Ich habe hier ein System, das sich über die RS232-Schnittstelle unterhält.
Nun muss ich den Datenverkehr der 2 Teilnehmer beobachten, um sicherzustellen, das mein Programm die richtigen Daten an den einen
Teilnehmer sendet, und der andere Teilnehmer auch antwortet dann.

Dafür habe ich einfach die Leitungen TxD auf je einen Stecker gelegt und
mit diesem dann am PC auszulesen.

Also 2 Stecker an 2 RS232-Schnittstellen. 
1. Stecker Teilnehmer A Sendedaten
2. Stecker Teilnehmer B Sendedaten

Nur leider lese ich über das Hyperterminal nur unsinn aus. Wenn ich eine
direkt-Verbindung zwischen Teilnehmer und PC mache, ist alles Sauber.

Hat wer nen Belegungsplan für alle 4 Stecker oder ggf eine Seite im Netz, 
wo man so eine Konstruktion bestellen kann??

DAnke


----------



## Hoyt (2 Juli 2008)

Krumnix schrieb:


> .... Belegungsplan für alle 4 Stecker oder ggf eine Seite im Netz .....

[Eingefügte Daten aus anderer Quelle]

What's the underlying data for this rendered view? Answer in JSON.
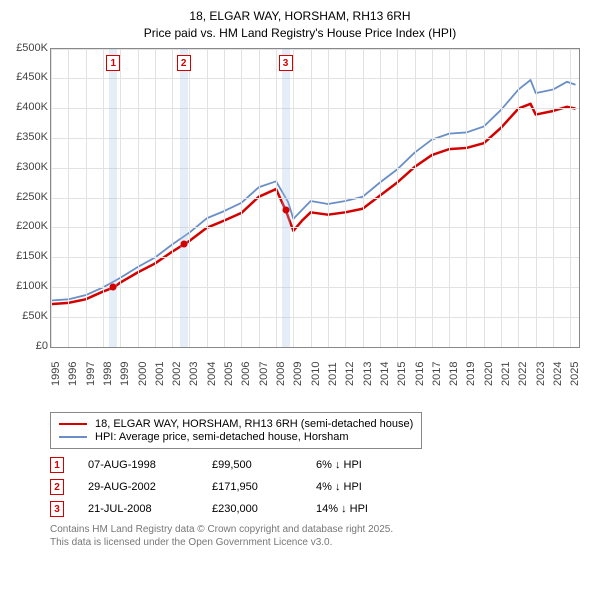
{
  "title": {
    "line1": "18, ELGAR WAY, HORSHAM, RH13 6RH",
    "line2": "Price paid vs. HM Land Registry's House Price Index (HPI)"
  },
  "chart": {
    "type": "line",
    "xlim": [
      1995,
      2025.5
    ],
    "ylim": [
      0,
      500000
    ],
    "ytick_step": 50000,
    "y_ticks": [
      "£0",
      "£50K",
      "£100K",
      "£150K",
      "£200K",
      "£250K",
      "£300K",
      "£350K",
      "£400K",
      "£450K",
      "£500K"
    ],
    "x_ticks": [
      1995,
      1996,
      1997,
      1998,
      1999,
      2000,
      2001,
      2002,
      2003,
      2004,
      2005,
      2006,
      2007,
      2008,
      2009,
      2010,
      2011,
      2012,
      2013,
      2014,
      2015,
      2016,
      2017,
      2018,
      2019,
      2020,
      2021,
      2022,
      2023,
      2024,
      2025
    ],
    "grid_color": "#e2e2e2",
    "background_color": "#ffffff",
    "series": {
      "subject": {
        "label": "18, ELGAR WAY, HORSHAM, RH13 6RH (semi-detached house)",
        "color": "#d40000",
        "width": 2.5,
        "points": [
          [
            1995,
            72000
          ],
          [
            1996,
            74000
          ],
          [
            1997,
            80000
          ],
          [
            1998,
            93000
          ],
          [
            1998.6,
            99500
          ],
          [
            1999,
            108000
          ],
          [
            2000,
            125000
          ],
          [
            2001,
            140000
          ],
          [
            2002,
            160000
          ],
          [
            2002.66,
            171950
          ],
          [
            2003,
            178000
          ],
          [
            2004,
            200000
          ],
          [
            2005,
            212000
          ],
          [
            2006,
            225000
          ],
          [
            2007,
            252000
          ],
          [
            2008,
            265000
          ],
          [
            2008.55,
            230000
          ],
          [
            2009,
            195000
          ],
          [
            2009.5,
            212000
          ],
          [
            2010,
            226000
          ],
          [
            2011,
            222000
          ],
          [
            2012,
            226000
          ],
          [
            2013,
            232000
          ],
          [
            2014,
            254000
          ],
          [
            2015,
            276000
          ],
          [
            2016,
            302000
          ],
          [
            2017,
            322000
          ],
          [
            2018,
            332000
          ],
          [
            2019,
            334000
          ],
          [
            2020,
            342000
          ],
          [
            2021,
            368000
          ],
          [
            2022,
            400000
          ],
          [
            2022.7,
            408000
          ],
          [
            2023,
            390000
          ],
          [
            2024,
            396000
          ],
          [
            2024.8,
            403000
          ],
          [
            2025.3,
            400000
          ]
        ]
      },
      "hpi": {
        "label": "HPI: Average price, semi-detached house, Horsham",
        "color": "#6a8fc7",
        "width": 1.8,
        "points": [
          [
            1995,
            78000
          ],
          [
            1996,
            80000
          ],
          [
            1997,
            87000
          ],
          [
            1998,
            100000
          ],
          [
            1999,
            116000
          ],
          [
            2000,
            134000
          ],
          [
            2001,
            150000
          ],
          [
            2002,
            172000
          ],
          [
            2003,
            192000
          ],
          [
            2004,
            216000
          ],
          [
            2005,
            228000
          ],
          [
            2006,
            242000
          ],
          [
            2007,
            268000
          ],
          [
            2008,
            278000
          ],
          [
            2008.7,
            243000
          ],
          [
            2009,
            215000
          ],
          [
            2009.5,
            230000
          ],
          [
            2010,
            245000
          ],
          [
            2011,
            240000
          ],
          [
            2012,
            245000
          ],
          [
            2013,
            252000
          ],
          [
            2014,
            276000
          ],
          [
            2015,
            298000
          ],
          [
            2016,
            326000
          ],
          [
            2017,
            348000
          ],
          [
            2018,
            358000
          ],
          [
            2019,
            360000
          ],
          [
            2020,
            370000
          ],
          [
            2021,
            398000
          ],
          [
            2022,
            432000
          ],
          [
            2022.7,
            448000
          ],
          [
            2023,
            426000
          ],
          [
            2024,
            432000
          ],
          [
            2024.8,
            445000
          ],
          [
            2025.3,
            440000
          ]
        ]
      }
    },
    "transaction_markers": [
      {
        "n": "1",
        "year": 1998.6
      },
      {
        "n": "2",
        "year": 2002.66
      },
      {
        "n": "3",
        "year": 2008.55
      }
    ],
    "price_dots": [
      {
        "year": 1998.6,
        "price": 99500
      },
      {
        "year": 2002.66,
        "price": 171950
      },
      {
        "year": 2008.55,
        "price": 230000
      }
    ]
  },
  "legend": {
    "subject_label": "18, ELGAR WAY, HORSHAM, RH13 6RH (semi-detached house)",
    "hpi_label": "HPI: Average price, semi-detached house, Horsham"
  },
  "transactions": [
    {
      "n": "1",
      "date": "07-AUG-1998",
      "price": "£99,500",
      "diff": "6% ↓ HPI"
    },
    {
      "n": "2",
      "date": "29-AUG-2002",
      "price": "£171,950",
      "diff": "4% ↓ HPI"
    },
    {
      "n": "3",
      "date": "21-JUL-2008",
      "price": "£230,000",
      "diff": "14% ↓ HPI"
    }
  ],
  "footer": {
    "line1": "Contains HM Land Registry data © Crown copyright and database right 2025.",
    "line2": "This data is licensed under the Open Government Licence v3.0."
  }
}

http://www.lammertbies.nl/comm/cable/RS-232-spy-monitor.html

Gruss Hoyt


----------



## Rainer Hönle (2 Juli 2008)

Dies sollte soweit funktionieren. Das habe wir mit unserem PG-Fox auch so gemacht. Wenn die überwachende Applikation auf dem selben Rechner laufen kann wie einer der Teilnehmer, gibt es mittlerweile einfachere Möglichkeiten, z.B. http://www.serial-port-monitor.com/


----------



## DELTALOGIC Support (3 Juli 2008)

Guten Morgen,

die PG-Fox Methode hat den Charme, das aufzuzeichnen, was tatsächlich über die Schnittstelle raus geht, und nicht "nur" das, was das Programm an die Schnittstelle schickt.

Schnittstellenbelegung RS232 9polig D-SUB:

1. DCD*
2. RXD
3. TXD
4. DTR*
5. GND
6. DSR*
7. RTS*
8. CTS*
9. RI*

Die mit * gekennzeichneten Leitungen sind Steuerleitungen.

Bernhard Götz


----------



## Krumnix (3 Juli 2008)

@Hoyt: Danke, genau den hab ich gesucht. Funktioniert perfekt.
Hab ne Brücke vergessen


----------